Un message prudent mais opérationnel du Bureau politique
Le comité dirigeant du Parti communiste chinois a appelé à des mesures « plus proactives » pour stimuler l'économie, sans pour autant annoncer un vaste plan de relance comparable à ceux adoptés par d'autres grandes économies. Cette ligne a été tracée à l'issue d'une réunion du Bureau politique, qui s'est achevée le 30 juillet, et réunit 21 membres influents du parti.
Contexte financier : une réaction mesurée des marchés
La prudence des autorités intervient alors que les marchés ont récemment exprimé leur nervosité : l'indice CSI 300 a enregistré une baisse mensuelle de 8,6 % en juillet, après des mois de hausse qui lui permettent néanmoins d'afficher une progression proche de 10 % sur douze mois. Cette volatilité reflète l'inquiétude persistante sur la faiblesse de la demande intérieure et sur la lenteur de la reprise du secteur immobilier.
Priorités choisies : dépenses budgétaires accélérées et soutien ciblé
Plutôt que de recourir à un plan massif, les dirigeants favorisent un renforcement de l'efficacité des mesures existantes et la mise en œuvre rapide d'actions supplémentaires, concrètes et efficaces. Le Bureau politique insiste sur :
- accélération des dépenses budgétaires ;
- politiques fiscales et budgétaires plus actives ;
- renforcement du soutien à l'emploi ;
- ouverture accrue à la coopération économique internationale.
« [Nous devons] tirer pleinement parti de l’efficacité des politiques existantes et mettre en œuvre en temps opportun des mesures supplémentaires concrètes et efficaces »
Ce que cela signifie pour l'économie réelle
Pour les entreprises, la stratégie traduit un double message. D'un côté, Pékin reconnaît la nécessité d'un soutien plus visible : cela peut se traduire par des dépenses publiques accélérées sur des projets ciblés, des allègements fiscaux pour certains secteurs ou des mesures de soutien à l'emploi.

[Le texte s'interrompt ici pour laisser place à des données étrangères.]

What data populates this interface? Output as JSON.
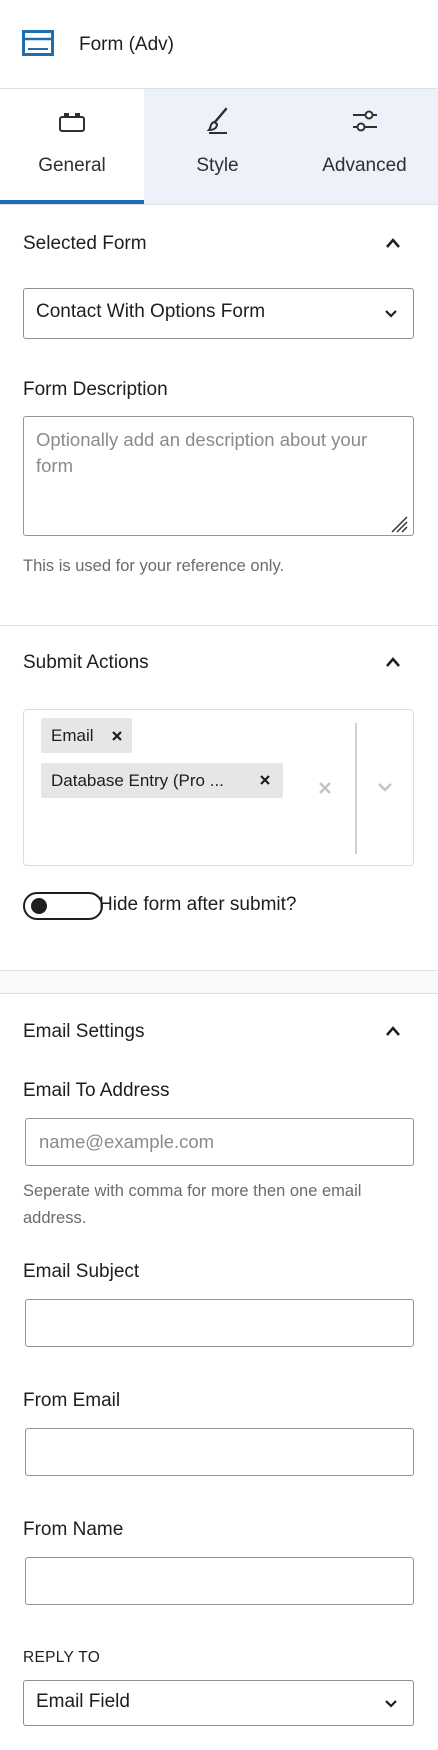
{
  "header": {
    "title": "Form (Adv)",
    "icon": "form-block-icon"
  },
  "tabs": [
    {
      "label": "General",
      "icon": "general-tab-icon",
      "active": true
    },
    {
      "label": "Style",
      "icon": "brush-icon",
      "active": false
    },
    {
      "label": "Advanced",
      "icon": "sliders-icon",
      "active": false
    }
  ],
  "selected_form": {
    "title": "Selected Form",
    "select_value": "Contact With Options Form",
    "description_label": "Form Description",
    "description_placeholder": "Optionally add an description about your form",
    "help": "This is used for your reference only."
  },
  "submit_actions": {
    "title": "Submit Actions",
    "tags": [
      "Email",
      "Database Entry (Pro ..."
    ],
    "toggle_label": "Hide form after submit?",
    "toggle_on": false
  },
  "email_settings": {
    "title": "Email Settings",
    "to_label": "Email To Address",
    "to_placeholder": "name@example.com",
    "to_help": "Seperate with comma for more then one email address.",
    "subject_label": "Email Subject",
    "from_email_label": "From Email",
    "from_name_label": "From Name",
    "reply_to_label": "REPLY TO",
    "reply_to_value": "Email Field"
  },
  "colors": {
    "accent": "#1d6fb1",
    "tab_bg": "#edf2fa"
  }
}
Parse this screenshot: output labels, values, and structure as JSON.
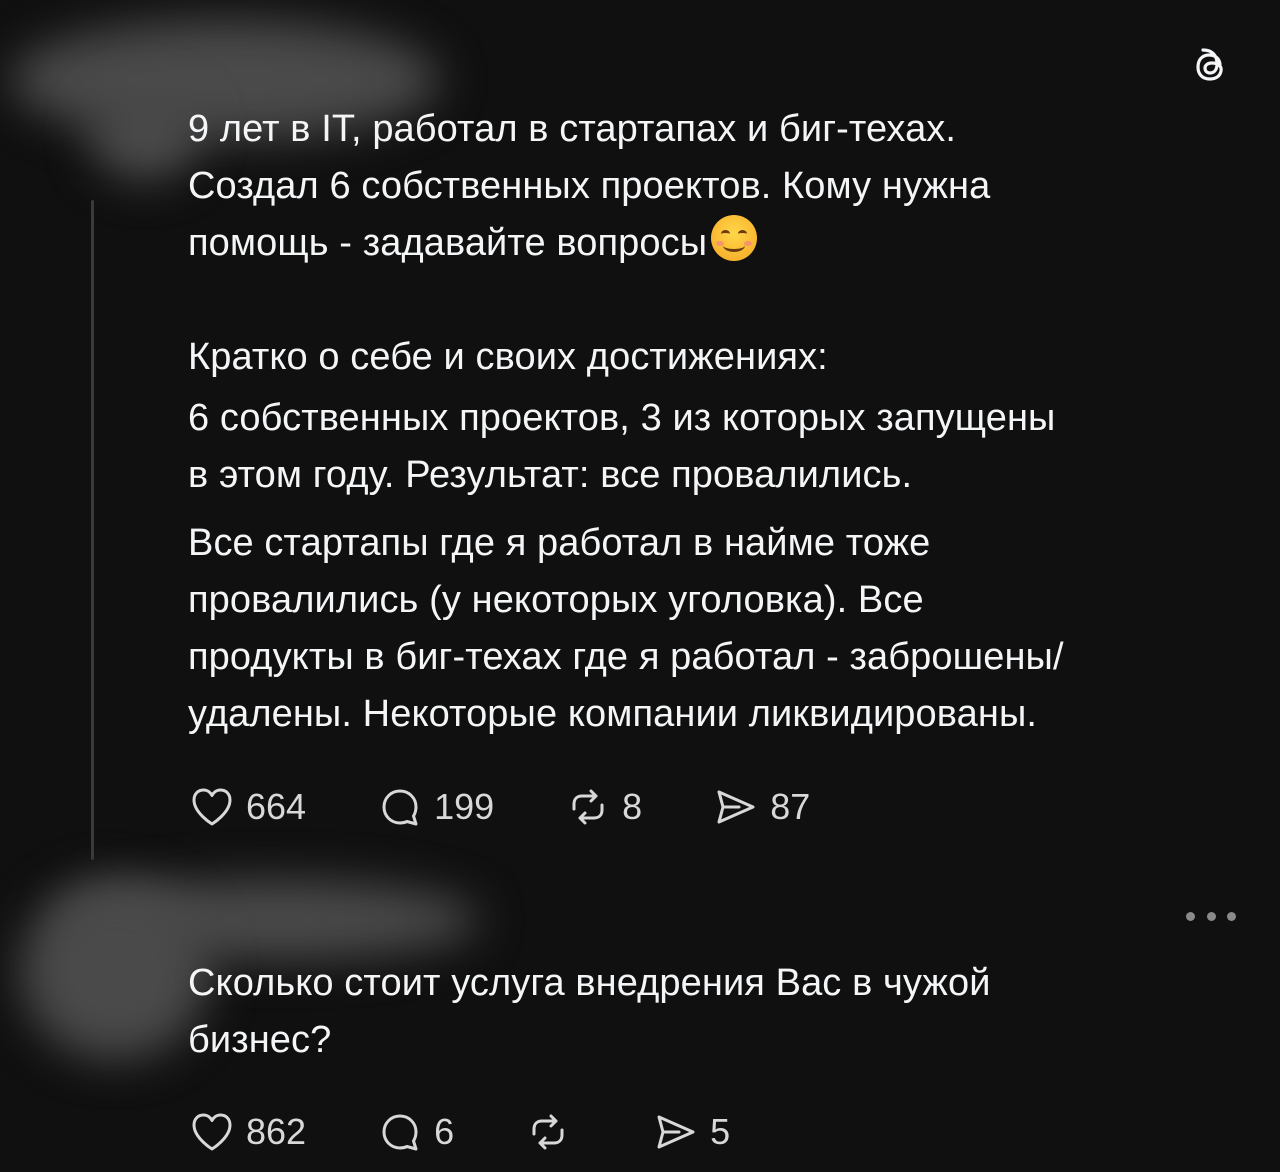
{
  "post": {
    "lines_para1": [
      "9 лет в IT, работал в стартапах и биг-техах.",
      "Создал 6 собственных проектов. Кому нужна",
      "помощь - задавайте вопросы"
    ],
    "lines_para2": [
      "Кратко о себе и своих достижениях:",
      "6 собственных проектов, 3 из которых запущены",
      "в этом году. Результат: все провалились.",
      "Все стартапы где я работал в найме тоже",
      "провалились (у некоторых уголовка). Все",
      "продукты в биг-техах где я работал - заброшены/",
      "удалены. Некоторые компании ликвидированы."
    ],
    "emoji": "smiling-face-emoji",
    "likes": "664",
    "replies": "199",
    "reposts": "8",
    "shares": "87"
  },
  "reply": {
    "lines": [
      "Сколько стоит услуга внедрения Вас в чужой",
      "бизнес?"
    ],
    "likes": "862",
    "replies": "6",
    "reposts": "",
    "shares": "5"
  },
  "icons": {
    "app_logo": "threads-logo-icon",
    "like": "heart-icon",
    "reply": "comment-icon",
    "repost": "repost-icon",
    "share": "share-icon",
    "more": "more-options-icon"
  },
  "colors": {
    "background": "#101010",
    "text": "#f3f5f7",
    "muted": "#8a8a8a"
  }
}
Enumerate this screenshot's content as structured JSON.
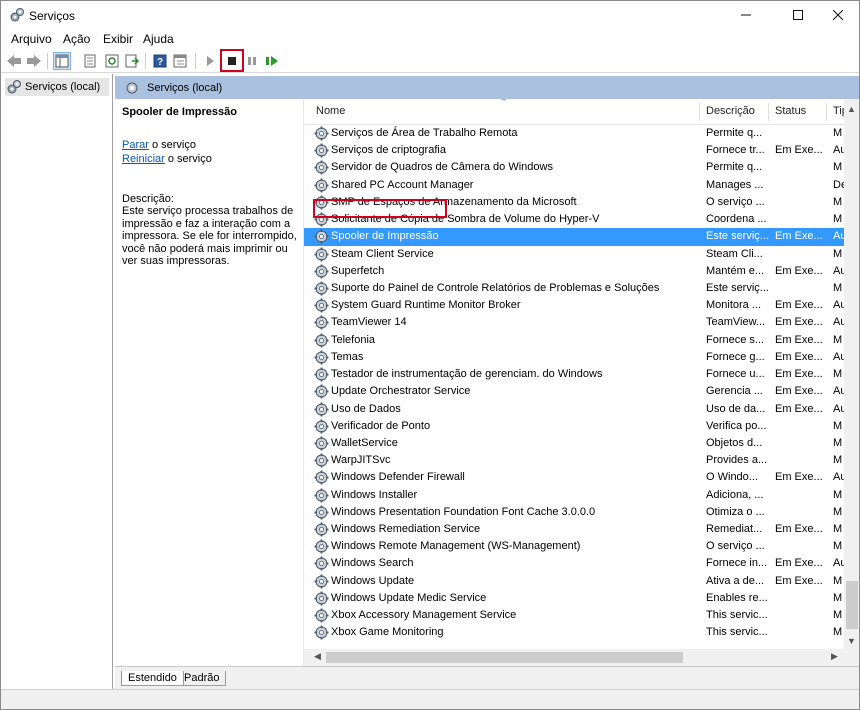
{
  "window": {
    "title": "Serviços"
  },
  "menu": [
    "Arquivo",
    "Ação",
    "Exibir",
    "Ajuda"
  ],
  "tree": {
    "root": "Serviços (local)"
  },
  "header": {
    "title": "Serviços (local)"
  },
  "description": {
    "service_name": "Spooler de Impressão",
    "stop_link": "Parar",
    "stop_suffix": " o serviço",
    "restart_link": "Reiniciar",
    "restart_suffix": " o serviço",
    "label": "Descrição:",
    "text": "Este serviço processa trabalhos de impressão e faz a interação com a impressora. Se ele for interrompido, você não poderá mais imprimir ou ver suas impressoras."
  },
  "columns": {
    "name": "Nome",
    "description": "Descrição",
    "status": "Status",
    "type": "Tip"
  },
  "rows": [
    {
      "name": "Serviços de Área de Trabalho Remota",
      "desc": "Permite q...",
      "status": "",
      "type": "M"
    },
    {
      "name": "Serviços de criptografia",
      "desc": "Fornece tr...",
      "status": "Em Exe...",
      "type": "Au"
    },
    {
      "name": "Servidor de Quadros de Câmera do Windows",
      "desc": "Permite q...",
      "status": "",
      "type": "M"
    },
    {
      "name": "Shared PC Account Manager",
      "desc": "Manages ...",
      "status": "",
      "type": "De"
    },
    {
      "name": "SMP de Espaços de Armazenamento da Microsoft",
      "desc": "O serviço ...",
      "status": "",
      "type": "M"
    },
    {
      "name": "Solicitante de Cópia de Sombra de Volume do Hyper-V",
      "desc": "Coordena ...",
      "status": "",
      "type": "M"
    },
    {
      "name": "Spooler de Impressão",
      "desc": "Este serviç...",
      "status": "Em Exe...",
      "type": "Au",
      "selected": true
    },
    {
      "name": "Steam Client Service",
      "desc": "Steam Cli...",
      "status": "",
      "type": "M"
    },
    {
      "name": "Superfetch",
      "desc": "Mantém e...",
      "status": "Em Exe...",
      "type": "Au"
    },
    {
      "name": "Suporte do Painel de Controle Relatórios de Problemas e Soluções",
      "desc": "Este serviç...",
      "status": "",
      "type": "M"
    },
    {
      "name": "System Guard Runtime Monitor Broker",
      "desc": "Monitora ...",
      "status": "Em Exe...",
      "type": "Au"
    },
    {
      "name": "TeamViewer 14",
      "desc": "TeamView...",
      "status": "Em Exe...",
      "type": "Au"
    },
    {
      "name": "Telefonia",
      "desc": "Fornece s...",
      "status": "Em Exe...",
      "type": "M"
    },
    {
      "name": "Temas",
      "desc": "Fornece g...",
      "status": "Em Exe...",
      "type": "Au"
    },
    {
      "name": "Testador de instrumentação de gerenciam. do Windows",
      "desc": "Fornece u...",
      "status": "Em Exe...",
      "type": "M"
    },
    {
      "name": "Update Orchestrator Service",
      "desc": "Gerencia ...",
      "status": "Em Exe...",
      "type": "Au"
    },
    {
      "name": "Uso de Dados",
      "desc": "Uso de da...",
      "status": "Em Exe...",
      "type": "Au"
    },
    {
      "name": "Verificador de Ponto",
      "desc": "Verifica po...",
      "status": "",
      "type": "M"
    },
    {
      "name": "WalletService",
      "desc": "Objetos d...",
      "status": "",
      "type": "M"
    },
    {
      "name": "WarpJITSvc",
      "desc": "Provides a...",
      "status": "",
      "type": "M"
    },
    {
      "name": "Windows Defender Firewall",
      "desc": "O Windo...",
      "status": "Em Exe...",
      "type": "Au"
    },
    {
      "name": "Windows Installer",
      "desc": "Adiciona, ...",
      "status": "",
      "type": "M"
    },
    {
      "name": "Windows Presentation Foundation Font Cache 3.0.0.0",
      "desc": "Otimiza o ...",
      "status": "",
      "type": "M"
    },
    {
      "name": "Windows Remediation Service",
      "desc": "Remediat...",
      "status": "Em Exe...",
      "type": "M"
    },
    {
      "name": "Windows Remote Management (WS-Management)",
      "desc": "O serviço ...",
      "status": "",
      "type": "M"
    },
    {
      "name": "Windows Search",
      "desc": "Fornece in...",
      "status": "Em Exe...",
      "type": "Au"
    },
    {
      "name": "Windows Update",
      "desc": "Ativa a de...",
      "status": "Em Exe...",
      "type": "M"
    },
    {
      "name": "Windows Update Medic Service",
      "desc": "Enables re...",
      "status": "",
      "type": "M"
    },
    {
      "name": "Xbox Accessory Management Service",
      "desc": "This servic...",
      "status": "",
      "type": "M"
    },
    {
      "name": "Xbox Game Monitoring",
      "desc": "This servic...",
      "status": "",
      "type": "M"
    }
  ],
  "tabs": [
    "Estendido",
    "Padrão"
  ],
  "colors": {
    "selected": "#3399ff",
    "header_band": "#a9c1de",
    "highlight_box": "#d0021b",
    "link": "#0b57b5"
  },
  "icons": {
    "app": "services-gear-icon",
    "back": "back-arrow-icon",
    "forward": "forward-arrow-icon",
    "start": "play-icon",
    "stop": "stop-icon",
    "pause": "pause-icon",
    "resume": "resume-icon",
    "service": "gear-icon"
  }
}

De l'autre, l'absence d'un plan de relance massif laisse planer une incertitude sur l'ampleur et la rapidité de la demande domestique. Les exportateurs et les groupes implantés en Chine devront donc composer avec des mesures potentiellement fragmentées et sectorielles plutôt qu'avec un stimulus généraliste.
Indicateurs à suivre
Plusieurs signes serviront d'indicateurs pour juger de la portée réelle de l'action :
- calendrier et rythme de décaissement des budgets publics ;
- annonces fiscales ciblées par secteurs ;
- évolution du marché immobilier et de la consommation privée ;
- réactions des marchés financiers nationaux et internationaux.
| Indicateur | Valeur mentionnée |
|---|---|
| Performance mensuelle du CSI 300 (juillet) | -8,6 % |
| Croissance annuelle du CSI 300 | ~10 % |
| Membres du Bureau politique | 21 |
Au final, Pékin mise sur une combinaison d'ajustements budgétaires et de mesures ciblées pour relancer l'activité sans opter pour un plan spectaculaire. L'effet sur la croissance dépendra de la vitesse d'exécution et de l'ampleur des actions sectorielles annoncées.